Nilotinib in locally advanced pigmented villonodular synovitis: a multicentre, open-label, single-arm, phase 2 trial.

The Lancet oncology, May 2018

Gelderblom H, Cropet C, Chevreau C, Boyle R, Tattersall M, Stacchiotti S, Italiano A, Piperno-Neumann S, Le Cesne A, Ferraresi V, Penel N, Duffaud F, Cassier P, Toulmonde M, Casali P, Taieb S, Guillemaut S, Metzger S, Pérol D, Blay JY.

doi: 10.1016/S1470-2045(18)30143-8



Pigmented villonodular synovitis (alternatively known as diffuse-type giant cell tumour) is a rare, locally aggressive tumour driven by a specific translocation resulting in the overexpression of colony-stimulating factor 1 (CSF1). CSF1 receptor (CSF1R) inhibitors (ie, tyrosine kinase inhibitors and antibodies) induce a response in patients with pigmented villonodular synovitis. We investigated the safety and efficacy of a CSF1R tyrosine kinase inhibitor, nilotinib, in patients with locally advanced non-resectable pigmented villonodular synovitis.


In this phase 2, open-label, single-arm study, we enrolled patients from 11 cancer centres of hospitals in four countries (France, Netherlands, Italy, and Australia). Eligible patients were aged at least 18 years with a WHO performance status of 2 or less, and histologically confirmed progressive or relapsing pigmented villonodular synovitis that was inoperable, or resectable only with mutilating surgery. Patients received oral nilotinib (400 mg twice per day) until disease progression, unacceptable toxicity, or completion of 1 year of treatment. The primary endpoint was the proportion of patients who were progression free at 12 weeks, which was centrally assessed according to Response Evaluation Criteria in Solid Tumors version 1.1. Analyses were by modified intention to treat (ie, all patients with no major protocol violations who were treated with nilotinib for at least 3 weeks were included). All participants who received at least one dose of study drug were included in the safety analyses. This study is registered with, number NCT01261429, and the results presented here are the final analysis of the trial.

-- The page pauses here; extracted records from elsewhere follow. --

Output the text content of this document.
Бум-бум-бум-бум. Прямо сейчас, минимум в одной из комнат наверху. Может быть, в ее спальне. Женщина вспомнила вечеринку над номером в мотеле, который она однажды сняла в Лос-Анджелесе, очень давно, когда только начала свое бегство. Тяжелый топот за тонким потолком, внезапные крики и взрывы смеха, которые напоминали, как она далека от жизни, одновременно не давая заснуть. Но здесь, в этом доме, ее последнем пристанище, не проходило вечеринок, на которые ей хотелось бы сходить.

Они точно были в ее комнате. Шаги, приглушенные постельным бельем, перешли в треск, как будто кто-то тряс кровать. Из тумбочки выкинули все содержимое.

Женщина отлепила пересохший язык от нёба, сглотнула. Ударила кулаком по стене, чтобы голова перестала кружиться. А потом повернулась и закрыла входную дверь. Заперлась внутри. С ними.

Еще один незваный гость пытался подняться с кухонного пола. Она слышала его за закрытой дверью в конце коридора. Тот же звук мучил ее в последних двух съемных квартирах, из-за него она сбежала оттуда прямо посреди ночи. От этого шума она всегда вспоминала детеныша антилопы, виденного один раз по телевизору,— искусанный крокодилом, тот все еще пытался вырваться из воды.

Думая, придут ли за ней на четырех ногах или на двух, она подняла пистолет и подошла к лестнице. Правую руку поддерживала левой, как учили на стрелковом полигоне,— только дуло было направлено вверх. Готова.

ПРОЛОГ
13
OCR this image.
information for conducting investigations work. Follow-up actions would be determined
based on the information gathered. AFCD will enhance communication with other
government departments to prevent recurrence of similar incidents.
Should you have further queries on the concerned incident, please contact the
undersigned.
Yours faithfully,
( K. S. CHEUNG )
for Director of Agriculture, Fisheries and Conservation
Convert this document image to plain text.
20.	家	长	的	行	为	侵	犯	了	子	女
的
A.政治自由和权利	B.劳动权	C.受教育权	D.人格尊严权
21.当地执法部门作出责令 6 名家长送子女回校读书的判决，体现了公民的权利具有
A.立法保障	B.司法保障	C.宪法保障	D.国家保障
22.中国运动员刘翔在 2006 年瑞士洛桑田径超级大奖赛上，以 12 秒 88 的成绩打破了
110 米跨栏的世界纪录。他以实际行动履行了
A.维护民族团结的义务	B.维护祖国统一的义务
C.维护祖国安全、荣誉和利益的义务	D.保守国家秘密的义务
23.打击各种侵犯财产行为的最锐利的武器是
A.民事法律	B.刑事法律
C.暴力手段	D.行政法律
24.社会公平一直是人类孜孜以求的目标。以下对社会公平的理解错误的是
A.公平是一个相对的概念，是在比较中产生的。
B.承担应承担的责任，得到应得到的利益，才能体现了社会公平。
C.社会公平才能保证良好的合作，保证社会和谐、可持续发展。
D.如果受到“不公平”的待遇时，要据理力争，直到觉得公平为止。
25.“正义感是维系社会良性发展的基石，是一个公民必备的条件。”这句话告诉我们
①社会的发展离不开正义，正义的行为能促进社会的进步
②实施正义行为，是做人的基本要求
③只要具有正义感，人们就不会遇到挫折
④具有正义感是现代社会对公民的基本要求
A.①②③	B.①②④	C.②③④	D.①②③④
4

Between Dec 15, 2010, and Sept 28, 2012, we enrolled 56 patients with pigmented villonodular synovitis and treated them with nilotinib. Five (9%) patients discontinued study treatment before week 12; therefore, 51 patients were evaluable for the primary endpoint at 12 weeks. The estimated proportion of patients who were progression free at 12 weeks was 92·6% (95% credible interval 84·3-97·9). 54 (96%) of 56 patients had a treatment-related adverse event. Six (11%) of 56 patients had at least one grade 3 treatment-related adverse event (headache, dizziness, and hepatic disorders [n=1], pruritus and toxidermia [n=1], diarrhoea [n=1], increased γ-glutamyl transferase concentration [n=1], anorexia [n=1], and increased headache [n=1]). No grade 4 or 5 adverse events were reported. One patient had a treatment-related serious adverse event (toxidermia) and two patients had serious adverse events not considered to be related to the study drug (borderline ovarian tumour [n=1] and pilonidal cyst excision [n=1]).


More than 90% of patients with locally advanced unresectable progressive pigmented villonodular synovitis achieved disease control with 12 weeks of nilotinib treatment. These results indicate that CSF1R tyrosine kinase inhibitors have anti-tumour activity with manageable toxicity in patients with inoperable progressive pigmented villonodular synovitis. Randomised trials investigating the efficacy of nilotinib for patients with unresectable pigmented villonodular synovitis are warranted.


Novartis, Institut National du Cancer, EuroSARC, French National Cancer Institute, General Directorate of Care Supply, Lyon Research Innovation for Cancer, L’Agence nationale de la recherche, Laboratory of Excellence, Fondation ARC pour la recherche sur le cancer, Ligue contre le Cancer (comité de l’Ain), Info Sarcomes, and Association DAM’S.